急に話しかけられ、吾郎は、ん?と亜由美の顔を見る。

「なに?」

「うん、あのね。このお部屋ってこのお値段なんだけど。アートプラネッツのお給料的には、どう?大丈夫かな?」

亜由美は心配そうに小声で聞いてくる。

「透さんは『どこでもいいよー。1番高い部屋でもいいよー』って笑ってたの。でも無理して欲しくないし…。さすがに1番高いお部屋にはしないけど、このお部屋も充分お値段が…」

「ああ、なるほど」

吾郎はニカッと笑ってみせる。

「大丈夫だよー。俺達、こう見えて結構稼いでるんだ。これくらいの金額なら、余裕だよ」

ほんと?!と、亜由美は目を輝かせる。

「ああ。

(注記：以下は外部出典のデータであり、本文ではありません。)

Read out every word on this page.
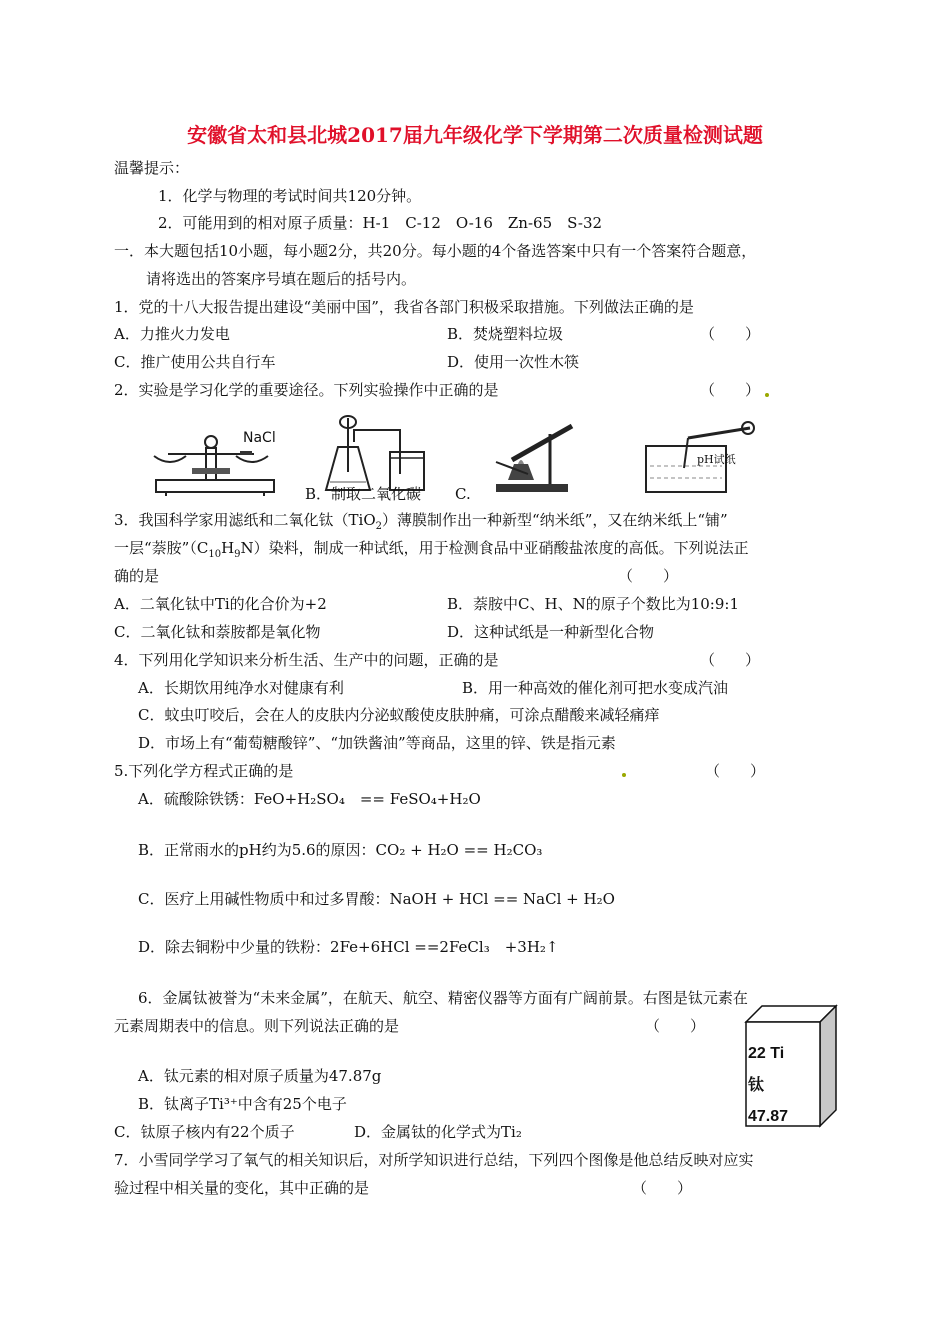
安徽省太和县北城2017届九年级化学下学期第二次质量检测试题
温馨提示：
1．化学与物理的考试时间共120分钟。
2．可能用到的相对原子质量：H-1　C-12　O-16　Zn-65　S-32
一．本大题包括10小题，每小题2分，共20分。每小题的4个备选答案中只有一个答案符合题意，
请将选出的答案序号填在题后的括号内。
1．党的十八大报告提出建设“美丽中国”，我省各部门积极采取措施。下列做法正确的是
A．力推火力发电	B．焚烧塑料垃圾	（　　）
C．推广使用公共自行车	D．使用一次性木筷
2．实验是学习化学的重要途径。下列实验操作中正确的是	（　　）
NaCl
B．制取二氧化碳 C.
pH试纸
3．我国科学家用滤纸和二氧化钛（TiO$_2$）薄膜制作出一种新型“纳米纸”，又在纳米纸上“铺”
一层“萘胺$”(C_{10}H_9N)$染料，制成一种试纸，用于检测食品中亚硝酸盐浓度的高低。下列说法正
确的是	（　　）
A．二氧化钛中Ti的化合价为+2	B．萘胺中C、H、N的原子个数比为10:9:1
C．二氧化钛和萘胺都是氧化物	D．这种试纸是一种新型化合物
4．下列用化学知识来分析生活、生产中的问题，正确的是	（　　）
A．长期饮用纯净水对健康有利	B．用一种高效的催化剂可把水变成汽油
C．蚊虫叮咬后，会在人的皮肤内分泌蚁酸使皮肤肿痛，可涂点醋酸来减轻痛痒
D．市场上有“葡萄糖酸锌”、“加铁酱油”等商品，这里的锌、铁是指元素
5.下列化学方程式正确的是	（　　）
A．硫酸除铁锈：FeO+H₂SO₄　== FeSO₄+H₂O
B．正常雨水的pH约为5.6的原因：CO₂ + H₂O == H₂CO₃
C．医疗上用碱性物质中和过多胃酸：NaOH + HCl == NaCl + H₂O
D．除去铜粉中少量的铁粉：2Fe+6HCl ==2FeCl₃　+3H₂↑
6．金属钛被誉为“未来金属”，在航天、航空、精密仪器等方面有广阔前景。右图是钛元素在
元素周期表中的信息。则下列说法正确的是	（　　）
A．钛元素的相对原子质量为47.87g
B．钛离子Ti³⁺中含有25个电子
C．钛原子核内有22个质子	D．金属钛的化学式为Ti₂
22 Ti
钛
47.87
7．小雪同学学习了氧气的相关知识后，对所学知识进行总结，下列四个图像是他总结反映对应实
验过程中相关量的变化，其中正确的是	（　　）
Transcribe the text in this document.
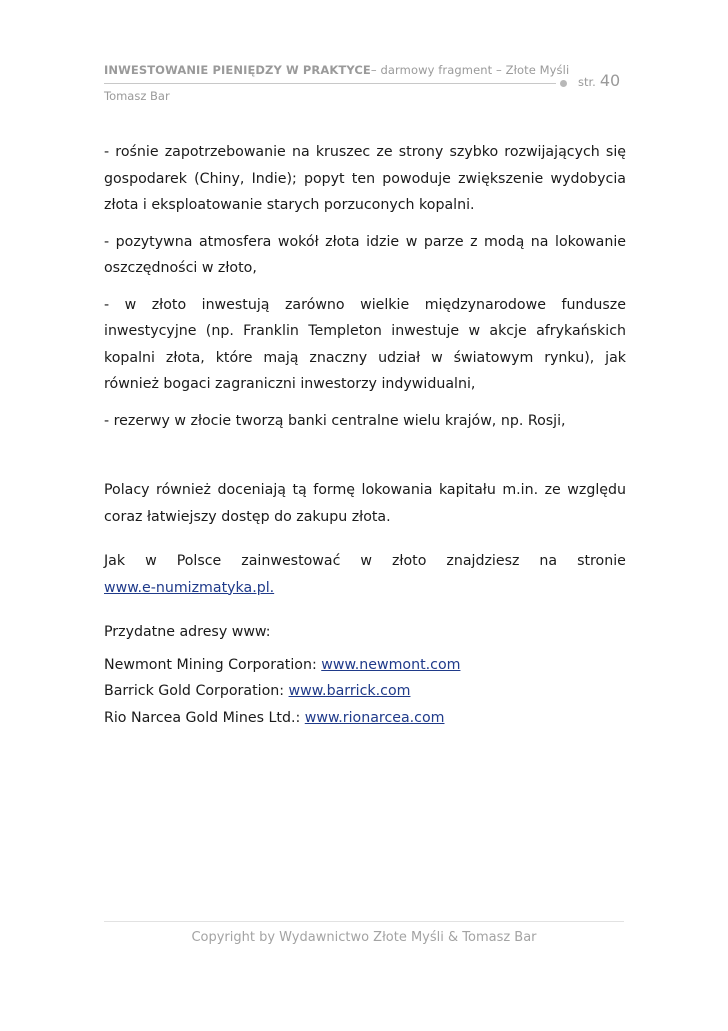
INWESTOWANIE PIENIĘDZY W PRAKTYCE– darmowy fragment – Złote Myśli
str. 40
Tomasz Bar

- rośnie zapotrzebowanie na kruszec ze strony szybko rozwijających się gospodarek (Chiny, Indie); popyt ten powoduje zwiększenie wydobycia złota i eksploatowanie starych porzuconych kopalni.

- pozytywna atmosfera wokół złota idzie w parze z modą na lokowanie oszczędności w złoto,

- w złoto inwestują zarówno wielkie międzynarodowe fundusze inwestycyjne (np. Franklin Templeton inwestuje w akcje afrykańskich kopalni złota, które mają znaczny udział w światowym rynku), jak również bogaci zagraniczni inwestorzy indywidualni,

- rezerwy w złocie tworzą banki centralne wielu krajów, np. Rosji,

Polacy również doceniają tą formę lokowania kapitału m.in. ze względu coraz łatwiejszy dostęp do zakupu złota.

Jak w Polsce zainwestować w złoto znajdziesz na stronie
www.e-numizmatyka.pl.
Przydatne adresy www:
Newmont Mining Corporation: www.newmont.com
Barrick Gold Corporation: www.barrick.com
Rio Narcea Gold Mines Ltd.: www.rionarcea.com
Copyright by Wydawnictwo Złote Myśli & Tomasz Bar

念の為、今電話であいつに聞いてみたら?」

「うん、そうするね」

亜由美は安藤達に断ってから、部屋の隅で電話をかけ始めた。

「もしもし、亜由美です。…うん。今ちょうどモデルルームでお話聞いてたの。あ、吾郎さんも一緒にいてくれてね。それで…、そう。気に入ったお部屋があったの。メゾネットタイプで、シアタールームもある、日当たりのいいお部屋。…え?決めちゃっていいの?お値段のことは?」

しばらく沈黙が続き、うん、分かった。じゃあね、と手短に言って亜由美は席に戻って来た。

「どうでしたか?ご主人は」

安藤が固唾を呑んで尋ねる。

「ええ。あっさり、そこを申し込んでおいでって」

ほらね、と吾郎がしたり顔になる。

「大丈夫だって。あいつは嘘ついたり無理したりするキャラじゃない。亜由美ちゃんが気に入った部屋がいいって、本気で思ってるよ」

「そうかな。大丈夫かな?」

すると原口が、グイッと身を乗り出してきた。

「でしたら奥様。我々、精いっぱいがんばらせていただきます。少々お待ちいただけますか?」

「え?は、はい」

しばらく席を外した原口は、満面の笑みで戻って来ると、亜由美にかなり値引きした額を提示した。

「こちらでいかがでしょう?」

「ええー?!いいんですか?本当にこの額で」

「はい、もちろんです。お世話になっているアートプラネッツ様の大切なご自宅となるのですから、喜んでご提供いたします」

「わあ、ありがとうございます!主人も喜びます」

亜由美は嬉しそうに笑顔を弾けさせる。

結局この日、安藤は初めての商談で初めての申し込みをもらうこととなった。